Thursday, August 22, 2013

Dore Gold: Have the Fundamentals of Israel's Strategic Environment Inextricably Changed?

Have the Fundamentals of Israel's Strategic Environment Inextricably Changed?


Dore Gold, President Jerusalem Center for Public Affairs

Dore Gold
Dore Gold





Here is the executive summary of the complete article:

  • There is a view that developments since the advent of the Arab Spring have completely altered the way Israel should look at its national security needs for many decades to come. The old strategic assumptions that guided Israeli thinking, according to this thesis, are not going to become relevant again. In order to evaluate this idea, it is necessary to keep in mind that there are certain constants in Israel's security predicament that are not going to be altered even with the developments the Middle East is witnessing.
  • For Israel remains a small state surrounded by states that have a combined population of 300 million, in territories that are hundreds of times the size of Israel. As a result, Israel's military assets may be seen as geographically concentrated in a limited area, while neighboring Arab states have been able to disperse launch sites, weapons depots, and military bases across a vast expanse of territory.

  • While some neighboring armies have been badly degraded by internal conflicts, it would be a cardinal error to base national planning on a temporary snapshot of reality. For example, Iraq is planning to modernize its ground forces and convert its army from a counterinsurgency force to a force with maneuver warfare capabilities based on new armored and mechanized formations. There are estimates that it will have over 2,000 main battle tanks by the middle of the next decade.

  • The Gaza Strip has been flooded with Iranian and Libyan weapons. In the West Bank, where Israel holds on to the outer perimeter of the territory in the Jordan Valley, the same weaponry has not reached terrorist organizations. Global jihadists have been unable to reach the West Bank in order to reinforce their Islamist compatriots, as they did in Syria, Iraq, and Libya. Thus, territorial considerations remain applicable to the new threats.

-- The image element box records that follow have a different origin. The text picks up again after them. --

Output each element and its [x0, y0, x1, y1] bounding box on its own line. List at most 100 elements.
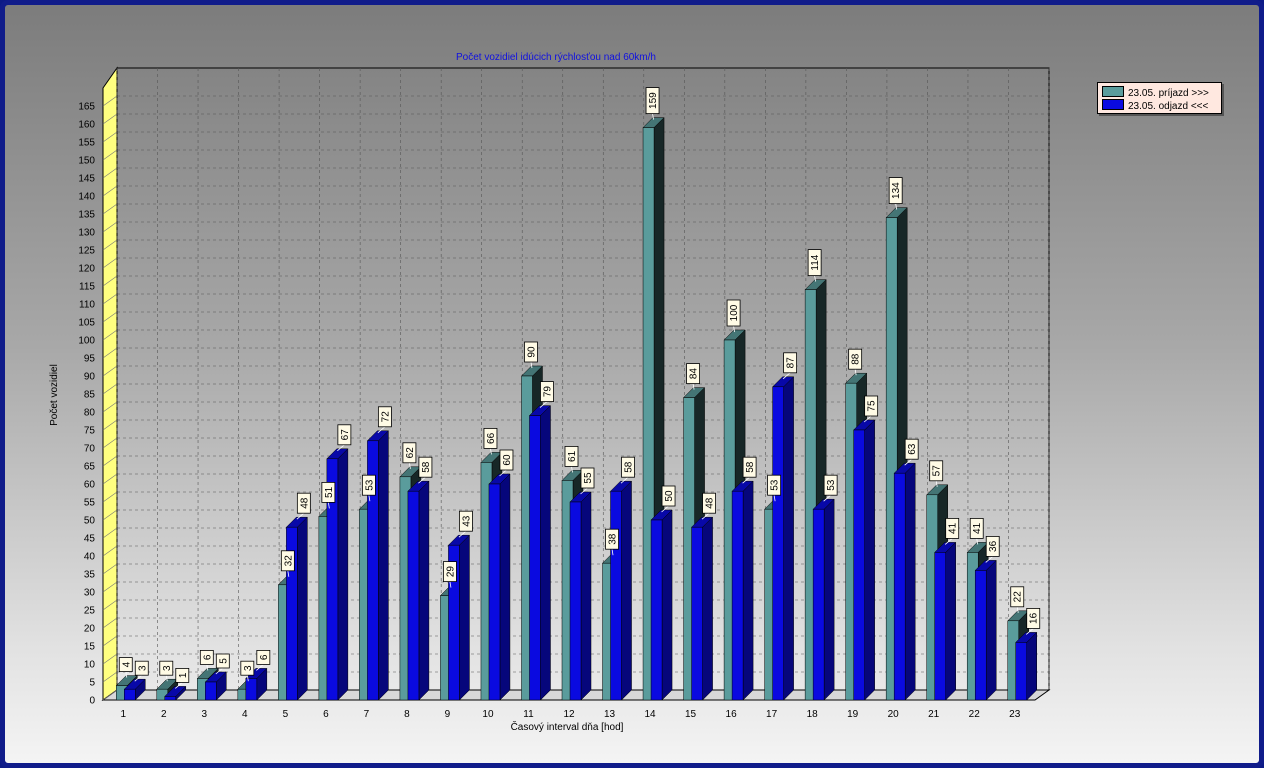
bar-front [772, 386, 784, 701]
bar [1015, 631, 1038, 701]
data-label-leader [823, 494, 831, 502]
y-tick-label: 65 [84, 462, 96, 473]
bar-side [418, 480, 430, 701]
bar [366, 430, 389, 701]
data-label-text: 22 [1013, 591, 1024, 603]
y-tick-label: 80 [84, 408, 96, 419]
data-label: 48 [701, 492, 716, 520]
gridline-side [102, 257, 118, 269]
data-label-box [929, 460, 944, 482]
data-label: 43 [458, 510, 473, 538]
data-label-box [540, 381, 554, 403]
gridline-side [102, 383, 118, 395]
data-label: 6 [199, 650, 214, 671]
data-label: 41 [944, 518, 960, 545]
gridline-side [102, 311, 118, 323]
data-label: 58 [742, 456, 757, 484]
data-label: 38 [605, 528, 619, 556]
bar-side [540, 404, 551, 701]
x-tick-label: 4 [242, 709, 248, 720]
data-label-text: 36 [988, 540, 999, 552]
gridline-side [102, 617, 118, 629]
data-label: 16 [1025, 608, 1041, 635]
data-label-box [580, 467, 595, 489]
data-label-box [418, 456, 433, 478]
y-tick-label: 10 [84, 660, 96, 671]
y-tick-label: 160 [78, 120, 95, 131]
data-label-leader [449, 581, 452, 588]
y-tick-label: 105 [78, 318, 95, 329]
bar [974, 559, 997, 701]
data-label: 29 [443, 561, 457, 588]
data-label: 36 [985, 536, 1000, 563]
bar-side [945, 541, 956, 701]
data-label-box [605, 528, 619, 550]
data-label-box [321, 481, 336, 503]
data-label-text: 53 [826, 479, 837, 491]
bar-side [297, 516, 308, 701]
y-tick-label: 5 [89, 678, 95, 689]
y-tick-label: 150 [78, 156, 95, 167]
data-label: 48 [296, 492, 311, 520]
y-tick-label: 45 [84, 534, 96, 545]
bar-side [337, 448, 349, 701]
y-tick-label: 165 [78, 102, 95, 113]
y-tick-label: 85 [84, 390, 96, 401]
bar [407, 480, 430, 701]
x-tick-label: 1 [120, 709, 126, 720]
bar-front [610, 490, 622, 701]
x-tick-label: 8 [404, 709, 410, 720]
data-label-box [686, 363, 700, 385]
legend-item-odjazd: 23.05. odjazd <<< [1102, 99, 1208, 112]
gridline-side [102, 563, 118, 575]
data-label-text: 100 [729, 304, 740, 321]
data-label: 53 [767, 474, 782, 502]
data-label-box [621, 456, 635, 478]
data-label-text: 3 [137, 665, 148, 671]
data-label-box [483, 427, 498, 449]
bar-front [731, 490, 744, 701]
gridline-side [102, 167, 118, 179]
bar [812, 498, 835, 701]
bar-side [499, 473, 511, 701]
data-label-box [361, 474, 376, 496]
data-label-text: 4 [121, 661, 132, 667]
data-label-text: 16 [1029, 612, 1040, 624]
data-label-box [564, 445, 579, 467]
gridline-side [102, 95, 118, 107]
data-label: 53 [361, 474, 376, 502]
data-label-box [726, 299, 741, 327]
data-label-leader [701, 512, 710, 520]
data-label-text: 38 [608, 533, 619, 545]
data-label-box [199, 650, 214, 665]
gridline-side [102, 455, 118, 467]
data-label-box [888, 177, 903, 205]
data-label-text: 159 [648, 92, 659, 109]
y-tick-label: 100 [78, 336, 95, 347]
data-label: 51 [321, 481, 336, 509]
x-tick-label: 17 [766, 709, 778, 720]
data-label-text: 50 [664, 490, 675, 502]
bar [690, 516, 714, 701]
bar-side [1026, 631, 1037, 701]
bar [731, 480, 754, 701]
x-tick-label: 6 [323, 709, 329, 720]
gridline-side [102, 149, 118, 161]
data-label-leader [895, 203, 898, 210]
data-label-leader [571, 466, 573, 473]
legend-label-prijazd: 23.05. príjazd >>> [1128, 88, 1209, 99]
gridline-side [102, 419, 118, 431]
bar-front [812, 508, 825, 701]
data-label: 5 [215, 653, 230, 675]
data-label-leader [256, 664, 264, 671]
data-label-text: 55 [583, 472, 594, 484]
gridline-side [102, 509, 118, 521]
data-label-text: 90 [526, 346, 537, 358]
bar-front [650, 519, 663, 701]
data-label-leader [409, 462, 411, 469]
gridline-side [102, 293, 118, 305]
bar [853, 419, 876, 701]
y-tick-label: 30 [84, 588, 96, 599]
x-tick-label: 23 [1009, 709, 1021, 720]
data-label-leader [661, 505, 669, 513]
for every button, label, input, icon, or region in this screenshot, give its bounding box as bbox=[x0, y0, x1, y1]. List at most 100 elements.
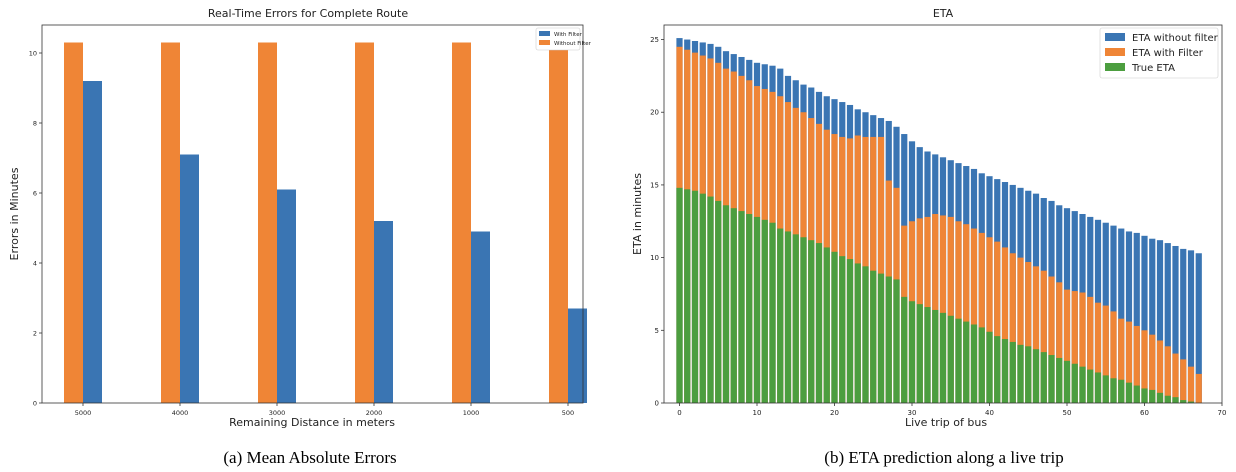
bar-true-eta bbox=[707, 196, 714, 403]
bar-eta-without-filter bbox=[1195, 253, 1202, 403]
bar-eta-with-filter bbox=[1017, 257, 1024, 403]
chart-a-legend-swatch-with-filter bbox=[539, 31, 550, 36]
bar-eta-with-filter bbox=[978, 232, 985, 403]
chart-b-legend: ETA without filter ETA with Filter True … bbox=[1099, 27, 1219, 79]
chart-b-caption: (b) ETA prediction along a live trip bbox=[824, 448, 1063, 467]
y-tick-label: 6 bbox=[33, 190, 37, 198]
bar-eta-with-filter bbox=[1048, 276, 1055, 403]
bar-true-eta bbox=[1056, 357, 1063, 403]
bar-eta-with-filter bbox=[1025, 261, 1032, 403]
bar-true-eta bbox=[761, 219, 768, 403]
bar-true-eta bbox=[862, 266, 869, 403]
bar-eta-without-filter bbox=[1141, 235, 1148, 403]
bar-eta-with-filter bbox=[1032, 266, 1040, 403]
bar-true-eta bbox=[792, 234, 799, 403]
bar-eta-with-filter bbox=[1063, 289, 1071, 403]
bar-eta-with-filter bbox=[1118, 318, 1125, 403]
bar-eta-with-filter bbox=[1094, 302, 1102, 403]
bar-eta-with-filter bbox=[1187, 366, 1195, 403]
bar-eta-with-filter bbox=[1056, 282, 1063, 403]
x-tick-label: 50 bbox=[1063, 409, 1072, 417]
bar-true-eta bbox=[986, 331, 993, 403]
bar-true-eta bbox=[924, 307, 931, 403]
bar-true-eta bbox=[932, 309, 939, 403]
x-tick-label: 5000 bbox=[75, 409, 92, 417]
bar-true-eta bbox=[730, 208, 737, 403]
y-tick-label: 5 bbox=[655, 327, 659, 335]
bar-true-eta bbox=[815, 243, 823, 403]
bar-true-eta bbox=[808, 240, 815, 403]
bar-true-eta bbox=[831, 251, 838, 403]
y-tick-label: 0 bbox=[33, 400, 37, 408]
chart-a: Real-Time Errors for Complete Route 5000… bbox=[8, 7, 592, 467]
bar-eta-with-filter bbox=[932, 214, 939, 403]
x-tick-label: 4000 bbox=[172, 409, 189, 417]
bar-true-eta bbox=[877, 273, 885, 403]
chart-a-title: Real-Time Errors for Complete Route bbox=[208, 7, 408, 20]
bar-true-eta bbox=[893, 279, 900, 403]
chart-a-ylabel: Errors in Minutes bbox=[8, 167, 21, 260]
bar-with-filter bbox=[277, 189, 296, 403]
bar-eta-with-filter bbox=[1079, 292, 1086, 403]
bar-eta-with-filter bbox=[939, 215, 947, 403]
y-tick-label: 15 bbox=[650, 181, 659, 189]
bar-without-filter bbox=[258, 42, 277, 403]
chart-a-axes-frame bbox=[41, 24, 584, 404]
bar-true-eta bbox=[738, 211, 745, 403]
bar-true-eta bbox=[1172, 397, 1179, 403]
bar-eta-with-filter bbox=[877, 136, 885, 403]
y-tick-label: 10 bbox=[650, 254, 659, 262]
bar-true-eta bbox=[901, 296, 908, 403]
bar-true-eta bbox=[823, 247, 830, 403]
x-tick-label: 60 bbox=[1140, 409, 1149, 417]
chart-b-legend-label-true-eta: True ETA bbox=[1131, 63, 1175, 74]
bar-true-eta bbox=[1164, 395, 1171, 403]
bar-true-eta bbox=[908, 301, 916, 403]
bar-true-eta bbox=[947, 315, 954, 403]
bar-true-eta bbox=[1133, 385, 1140, 403]
bar-true-eta bbox=[994, 336, 1001, 403]
bar-eta-with-filter bbox=[970, 228, 978, 403]
bar-true-eta bbox=[846, 259, 854, 403]
bar-with-filter bbox=[471, 231, 490, 403]
bar-true-eta bbox=[784, 231, 792, 403]
bar-true-eta bbox=[753, 216, 761, 403]
bar-eta-with-filter bbox=[1009, 253, 1016, 403]
chart-a-legend-label-without-filter: Without Filter bbox=[554, 41, 592, 47]
bar-true-eta bbox=[1040, 352, 1047, 403]
chart-a-caption: (a) Mean Absolute Errors bbox=[223, 448, 396, 467]
chart-a-xlabel: Remaining Distance in meters bbox=[229, 416, 395, 429]
bar-true-eta bbox=[722, 205, 730, 403]
bar-eta-with-filter bbox=[994, 241, 1001, 403]
bar-with-filter bbox=[374, 221, 393, 403]
x-tick-label: 0 bbox=[677, 409, 681, 417]
x-tick-label: 3000 bbox=[269, 409, 286, 417]
x-tick-label: 10 bbox=[753, 409, 762, 417]
chart-a-legend-swatch-without-filter bbox=[539, 40, 550, 45]
bar-with-filter bbox=[180, 154, 199, 403]
chart-b-title: ETA bbox=[933, 7, 954, 20]
bar-eta-with-filter bbox=[963, 224, 970, 403]
chart-b-axes-frame bbox=[663, 24, 1223, 404]
bar-true-eta bbox=[1032, 349, 1040, 403]
bar-eta-with-filter bbox=[1040, 270, 1047, 403]
bar-with-filter bbox=[568, 308, 587, 403]
bar-true-eta bbox=[684, 189, 691, 403]
chart-b-legend-swatch-eta-with-filter bbox=[1105, 48, 1125, 56]
bar-true-eta bbox=[939, 312, 947, 403]
bar-true-eta bbox=[839, 256, 846, 403]
bar-eta-with-filter bbox=[1149, 334, 1156, 403]
bar-true-eta bbox=[916, 304, 923, 403]
bar-eta-without-filter bbox=[1133, 232, 1140, 403]
bar-eta-without-filter bbox=[1149, 238, 1156, 403]
bar-eta-with-filter bbox=[955, 221, 962, 403]
bar-true-eta bbox=[691, 190, 699, 403]
y-tick-label: 2 bbox=[33, 330, 37, 338]
bar-true-eta bbox=[1125, 382, 1133, 403]
bar-eta-with-filter bbox=[1087, 296, 1094, 403]
bar-true-eta bbox=[1048, 355, 1055, 403]
bar-true-eta bbox=[978, 327, 985, 403]
bar-eta-with-filter bbox=[1164, 346, 1171, 403]
chart-b-legend-label-eta-with-filter: ETA with Filter bbox=[1132, 48, 1204, 59]
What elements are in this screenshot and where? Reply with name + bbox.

  • The present wave of anti-regime rebellions is loosening central government control over large parts of several Arab states. This has created a vacuum that is being filled by regional terrorist organizations like al-Qaeda and its affiliates. This process has become accentuated in Egypt, especially in the Sinai Peninsula. Countering terrorist organizations by simply deterring the governments of the countries in which they are situated is likely to prove an inadequate strategy.

  • The pressures Israel faces at this time to agree to a full withdrawal from the West Bank and to acquiesce to the loss of defensible borders pose unacceptable risks for the Jewish state. They also stand in contradiction to the international commitments given to Israel in the past.
Read the complete article.

On the issue of territorial considerations, Gold expands on this point in the article, noting how the Goldstone Report -- more so than any new threat -- led to the further priority given to secure borders by the way it undercut Israel's military:
In its wars in territories from which the IDF withdrew, particularly in South Lebanon and Gaza, Israel found itself unfairly accused of using disproportional force, although its operations were not much different from those of Western forces in Iraq or Afghanistan. When the UN Human Rights Council appointed the Goldstone Commission, it accused Israel of deliberately targeting civilians, a charge Justice Richard Goldstone subsequently rejected. While the commission’s initial findings were discredited, Israeli strategy had to adapt to a new reality in which its military operations would be increasingly under an international magnifying glass, further challenging its freedom of action to deal with terrorist threats.

What this meant in practical terms was that future Israeli governments could not simply withdraw from territories under the assumption that if terrorist organizations subsequently took control over them, the IDF could easily re-enter them and eliminate the threat they posed. In other words, it remains necessary to have a defensible border so that Israel can physically prevent an unacceptable threat against its interior from developing, rather than assume that the IDF can conduct raids into those territories in order to uproot any hostile forces there.


Former Israeli UN Ambassador Dore Gold is the President of the Jerusalem Center for Public Affairs.